No rastro de Rodin, pensaram os idealizadores do evento, Aleijadinho e Ataíde conquistariam Rio, São Paulo e já havia planos para que as obras fossem mostradas no Museu Rodin de Paris.
O curador do evento, Luiz Augusto, escolhia as obras, espalhadas pelas cidades históricas. O governo mineiro empreendeu até mesmo uma ``campanha de conscientização" da população de Congonhas do Campo, tradicionalmente avessa à saída das obras de Aleijadinho de sua paisagem.

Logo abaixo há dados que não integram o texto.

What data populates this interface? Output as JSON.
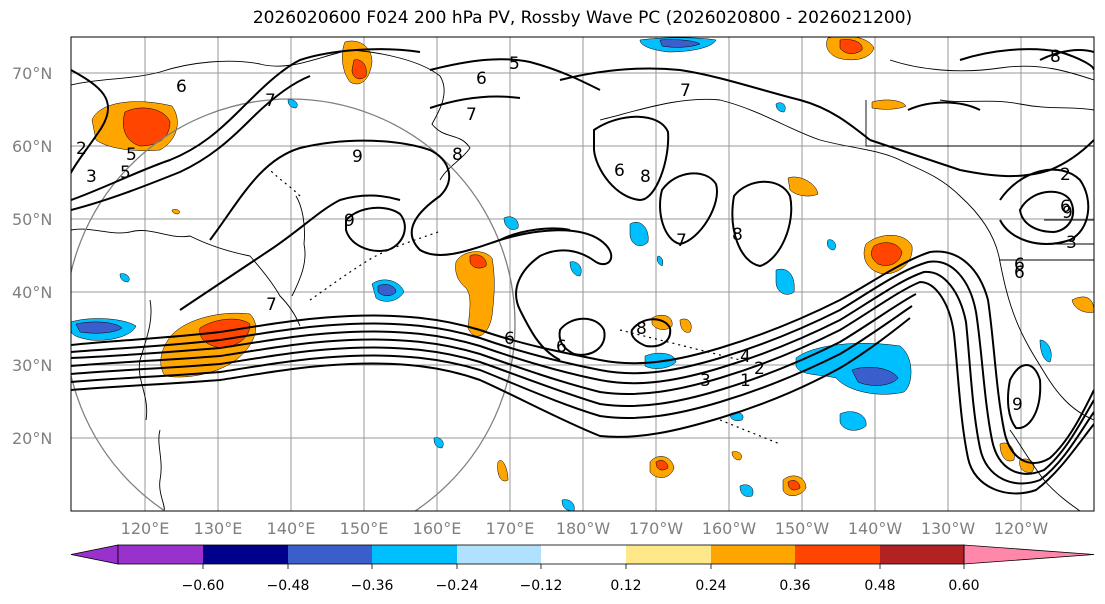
{
  "title": "2026020600 F024 200 hPa PV, Rossby Wave PC (2026020800 - 2026021200)",
  "lat_labels": [
    "70°N",
    "60°N",
    "50°N",
    "40°N",
    "30°N",
    "20°N"
  ],
  "lon_labels": [
    "120°E",
    "130°E",
    "140°E",
    "150°E",
    "160°E",
    "170°E",
    "180°W",
    "170°W",
    "160°W",
    "150°W",
    "140°W",
    "130°W",
    "120°W"
  ],
  "colorbar": {
    "ticks": [
      "−0.60",
      "−0.48",
      "−0.36",
      "−0.24",
      "−0.12",
      "0.12",
      "0.24",
      "0.36",
      "0.48",
      "0.60"
    ],
    "colors": [
      "#9932cc",
      "#00008b",
      "#3a5fcd",
      "#00bfff",
      "#b0e2ff",
      "#ffffff",
      "#ffe88a",
      "#ffa500",
      "#ff4500",
      "#b22222",
      "#ff88aa"
    ]
  },
  "contour_labels": [
    "5",
    "6",
    "7",
    "7",
    "6",
    "7",
    "9",
    "8",
    "9",
    "6",
    "8",
    "7",
    "8",
    "7",
    "8",
    "6",
    "6",
    "9",
    "4",
    "2",
    "3",
    "1",
    "6",
    "2",
    "3",
    "5",
    "2",
    "3",
    "6",
    "5",
    "8",
    "6",
    "9"
  ],
  "shading_colors": {
    "pos_low": "#ffe88a",
    "pos_mid": "#ffa500",
    "pos_high": "#ff4500",
    "neg_low": "#b0e2ff",
    "neg_mid": "#00bfff",
    "neg_high": "#3a5fcd"
  }
}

A idéia mais mirabolante do curador era juntar a ``Santa Ceia", de Ataíde, pertencente ao Colégio Caraça, e a ceia dos ``Passos da Paixão", parte do conjunto de esculturas em madeira que se sucedem teatralmente num ciclo na área externa da catedral de Congonhas do Campo.

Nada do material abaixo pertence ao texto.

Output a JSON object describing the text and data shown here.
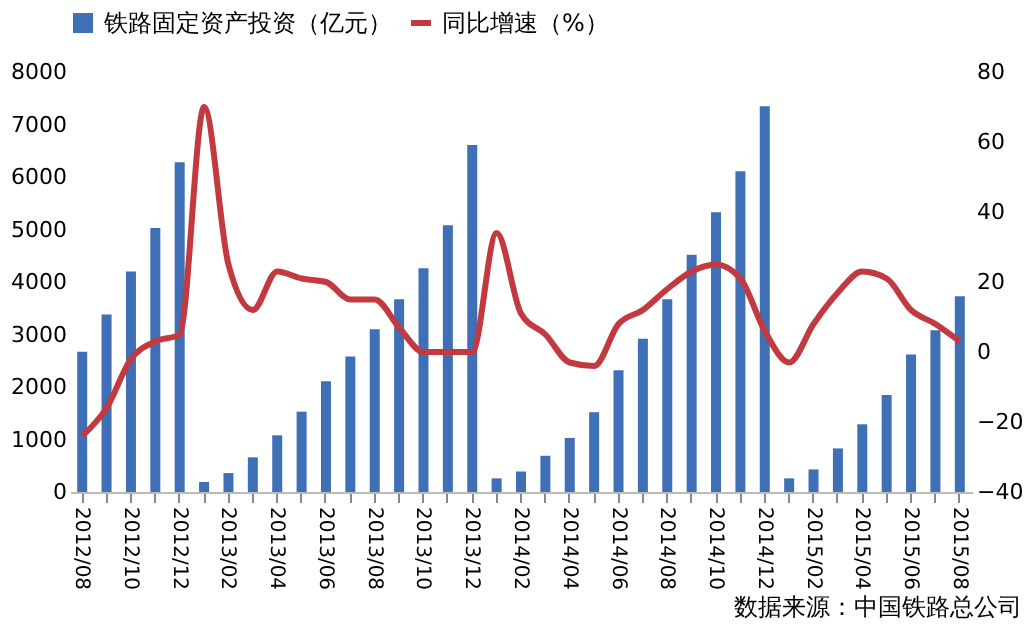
{
  "chart_data": {
    "type": "bar",
    "categories": [
      "2012/08",
      null,
      "2012/10",
      null,
      "2012/12",
      null,
      "2013/02",
      null,
      "2013/04",
      null,
      "2013/06",
      null,
      "2013/08",
      null,
      "2013/10",
      null,
      "2013/12",
      null,
      "2014/02",
      null,
      "2014/04",
      null,
      "2014/06",
      null,
      "2014/08",
      null,
      "2014/10",
      null,
      "2014/12",
      null,
      "2015/02",
      null,
      "2015/04",
      null,
      "2015/06",
      null,
      "2015/08"
    ],
    "series": [
      {
        "name": "铁路固定资产投资（亿元）",
        "color": "#3f6fb5",
        "values": [
          2670,
          3380,
          4200,
          5030,
          6280,
          190,
          360,
          660,
          1080,
          1530,
          2110,
          2580,
          3100,
          3670,
          4260,
          5080,
          6610,
          260,
          390,
          690,
          1030,
          1520,
          2320,
          2920,
          3670,
          4520,
          5330,
          6110,
          7350,
          260,
          430,
          830,
          1290,
          1850,
          2620,
          3080,
          3730
        ]
      },
      {
        "name": "同比增速（%）",
        "type": "line",
        "axis": "y2",
        "color": "#c23a3f",
        "values": [
          -24,
          -16,
          -2,
          3,
          5,
          70,
          25,
          12,
          23,
          21,
          20,
          15,
          15,
          7,
          0,
          0,
          0,
          34,
          11,
          5,
          -3,
          -4,
          8,
          12,
          18,
          23,
          25,
          21,
          6,
          -3,
          8,
          17,
          23,
          21,
          12,
          8,
          3
        ]
      }
    ],
    "ylim": [
      0,
      8000
    ],
    "yticks": [
      0,
      1000,
      2000,
      3000,
      4000,
      5000,
      6000,
      7000,
      8000
    ],
    "y2lim": [
      -40,
      80
    ],
    "y2ticks": [
      -40,
      -20,
      0,
      20,
      40,
      60,
      80
    ],
    "legend": "top",
    "grid": false,
    "annotations": [
      "数据来源：中国铁路总公司"
    ]
  }
}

A campanha começou. Faixas, programas de rádio, excursão da turma da secretaria à cidade. Até o cardeal de Minas, Dom Luciano Mendes de Almeida, liberou as obras. Era 21 de junho, nove dias antes da inauguração programada, quando os sutiãs apareceram e puseram tudo a perder.

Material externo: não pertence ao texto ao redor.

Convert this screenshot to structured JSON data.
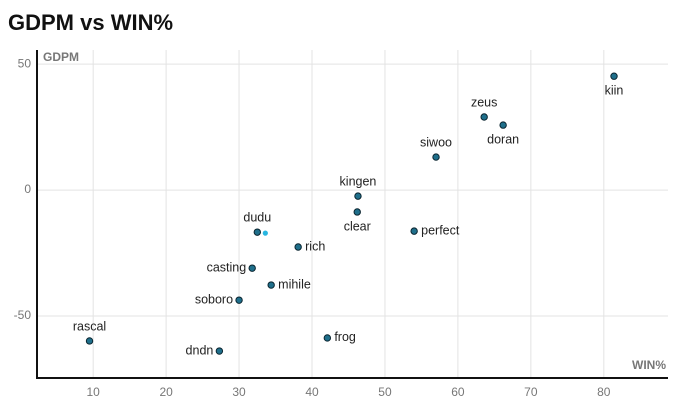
{
  "chart_data": {
    "type": "scatter",
    "title": "GDPM vs WIN%",
    "y_label": "GDPM",
    "x_label": "WIN%",
    "xlim": [
      2.3,
      88.8
    ],
    "ylim": [
      -74.6,
      55.6
    ],
    "xticks": [
      10,
      20,
      30,
      40,
      50,
      60,
      70,
      80
    ],
    "yticks": [
      50,
      0,
      -50
    ],
    "grid": true,
    "series": [
      {
        "color": "#1f6f8b",
        "labels": [
          "kiin",
          "zeus",
          "doran",
          "siwoo",
          "kingen",
          "clear",
          "perfect",
          "dudu",
          "rich",
          "casting",
          "mihile",
          "soboro",
          "rascal",
          "dndn",
          "frog"
        ],
        "x": [
          81.4,
          63.6,
          66.2,
          57.0,
          46.3,
          46.2,
          54.0,
          32.5,
          38.1,
          31.8,
          34.4,
          30.0,
          9.5,
          27.3,
          42.1
        ],
        "values": [
          45.2,
          29.0,
          25.8,
          13.1,
          -2.4,
          -8.7,
          -16.3,
          -16.7,
          -22.6,
          -31.0,
          -37.7,
          -43.7,
          -59.9,
          -63.9,
          -58.7
        ]
      },
      {
        "color": "#29b6e0",
        "x": [
          33.6
        ],
        "values": [
          -17.1
        ]
      }
    ]
  }
}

O sonho da mega se desfez numa reunião na Câmara dos Vereadores, com a presença do prefeito da cidade. Salão nobre lotado, clima tenso, a população repetia a história como marra. Não queria liberar Aleijadinho.
Mas os motivos eram frágeis, provincianos, o principal deles o medo de que os cariocas ficassem com as peças, devolvendo réplicas tão perfeitas que a população não descobriria a diferença. Faltava, porém, o impulso irracional que desencadeasse a ruptura definitiva.
Ele veio do prefeito, que, solene, proferiu: ``Um museu que tem a coragem de expôr sutiãs não merece abrigar a obra sagrada de Aleijadinho!". Pronto. Foi a gota d'água. Sim, é isso mesmo! Os representantes da população vidraram os olhos no sofisma e outra vez Aleijadinho foi proibido de ir a Paris.
E poderia haver motivo mais abstruso e definitivo do que o do sutiã? De fato, a mostra ``O Sutiã" sucedeu a de Rodin no MNBA e faz o mesmo na Pinacoteca em São Paulo.
É uma exposição organizada pelo colecionador italiano Samuelle Mazza. Os 231 artefatos femininos levaram 5.000 visitantes no Rio e prometem o dobro de público em São Paulo. Os sacros Aleijadinho e Ataíde viriam logo depois.
Voltemos ao olhar vítreo da população fanática de Congonhas do Campo em 21 de junho. Querem segurar as estátuas, prontas para pegar as malas e viajar pelo mundo. O sutiã foi razão bastante pesada para fixá-las à paisagem, torná-las mais estáticas do que tencionava quem as concebeu.
Pensando bem, o decoro católico é avesso à exibição de peças íntimas e, pode-se até supor, as peças sacras estariam indiretamente expostas aos resquícios de raios profanos deixados pelos sutiãs nos salões do MNBA e da Pinacoteca.
A fúria neocolonial congonhana se choca com o sonho de Rio e São Paulo de repetir o sucesso da megaexposição de Rodin. Se este fosse mineiro, talvez ``O Pensador" estivesse até hoje obscurecido, encarapitado e cabisbaixo em uma escada de igreja.